Linear Algebra and Univariate Functions, Introduction to Informatics

The aim of the course is to provide students with a good knowledge of digital hardware, system engineering and computing, including descriptive and design methods, and the necessary theoretical and practical knowledge. During the studies students learn about the basics of Boolean algebra, the design of logical networks, components of microprocessor systems and the basics low level programming.

The purpose of logical design. The concept of combination and sequential logical networks. Boolean algebra axioms. The concept of logic functions. The concept of functional completeness. Designing combinational networks. Elemental combinational logic circuits. Minimalization procedures. The causes of race conditions in the combinational circuits, and the way they are eliminated. Two- and multi-level networks.

Categorization of sequential networks and description of their operation. Elemental sequential logical circuits. Presentation of synchronous and asynchronous networks. Minimizing the number of states. Equivalence and compatibility classes.

State encoding techniques. Definition of control functions. Analysis tasks.

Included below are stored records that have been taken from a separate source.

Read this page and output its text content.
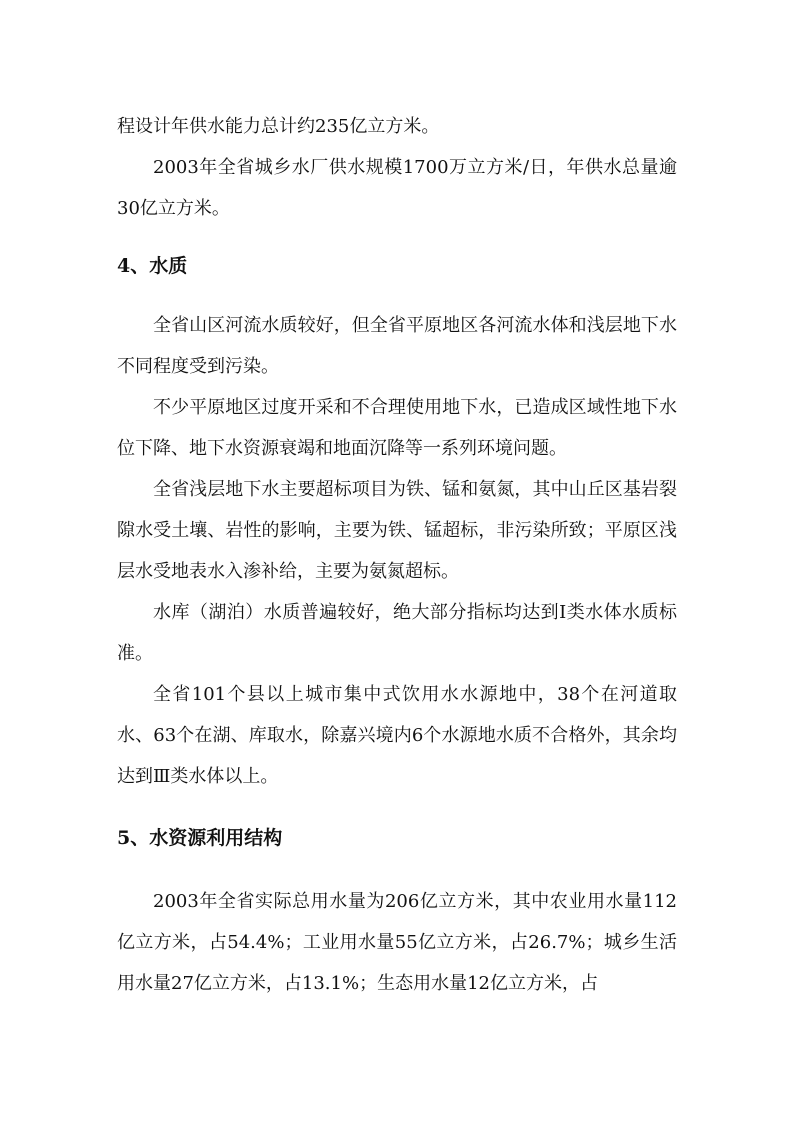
程设计年供水能力总计约235亿立方米。

2003年全省城乡水厂供水规模1700万立方米/日，年供水总量逾30亿立方米。

4、水质

全省山区河流水质较好，但全省平原地区各河流水体和浅层地下水不同程度受到污染。

不少平原地区过度开采和不合理使用地下水，已造成区域性地下水位下降、地下水资源衰竭和地面沉降等一系列环境问题。

全省浅层地下水主要超标项目为铁、锰和氨氮，其中山丘区基岩裂隙水受土壤、岩性的影响，主要为铁、锰超标，非污染所致；平原区浅层水受地表水入渗补给，主要为氨氮超标。

水库（湖泊）水质普遍较好，绝大部分指标均达到Ⅰ类水体水质标准。

全省101个县以上城市集中式饮用水水源地中，38个在河道取水、63个在湖、库取水，除嘉兴境内6个水源地水质不合格外，其余均达到Ⅲ类水体以上。

5、水资源利用结构

2003年全省实际总用水量为206亿立方米，其中农业用水量112亿立方米，占54.4%；工业用水量55亿立方米，占26.7%；城乡生活用水量27亿立方米，占13.1%；生态用水量12亿立方米，占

Essential race conditions and critical race conditions of secondary variables. The way of eliminating these phenomena in sequential networks.

Structure and application of functional building blocks (counters, registers, comparators, decoders, multiplexers).

The general computer model, basic functions and concepts.

The structure, instruction set and application technology of microprocessors. Memory types and interfacing questions. Programmable devices and peripheral management principles, peripheral interface issues. Concepts, structure and programming in a hardware-related language. The assembly language, instruction set, addressing modes, practical tasks.

After the theoretical, methodological foundation, the subject gives a wide range of practical guidance to all of the covered areas, through the exemplary solution, involves the students in the practical application of the theoretical material. Each theoretical topic is followed by actual problem solving tasks.

During the study period: The student's academic progress is checked during the study period by a written midterm. Completing of the subject is possible if the student acquires at least a satisfactory result on the mid-term exam.

During the exam period: The semester ends with a written examination. Exam is written, with theoretical questions and exemplary problems as well. The condition for acquiring the credit points is the at least sufficient test result.

Before and after the exams we provide a consultation opportunity upon request.

Dr. Péter Arató: Logikai rendszerek tervezése, Tankönykiadó, 1984.

Dr. Horváth I., László Z.: Application Guide for Microprocessor, J5-1428

Dr. Szittya O., Dr. Hunwald Gy .: Logikai elemek adatgyűjteménye, J5-1042

Dr. E. Selényi, Z. Benesóczky: Digitális technika példatár, BME, 1991.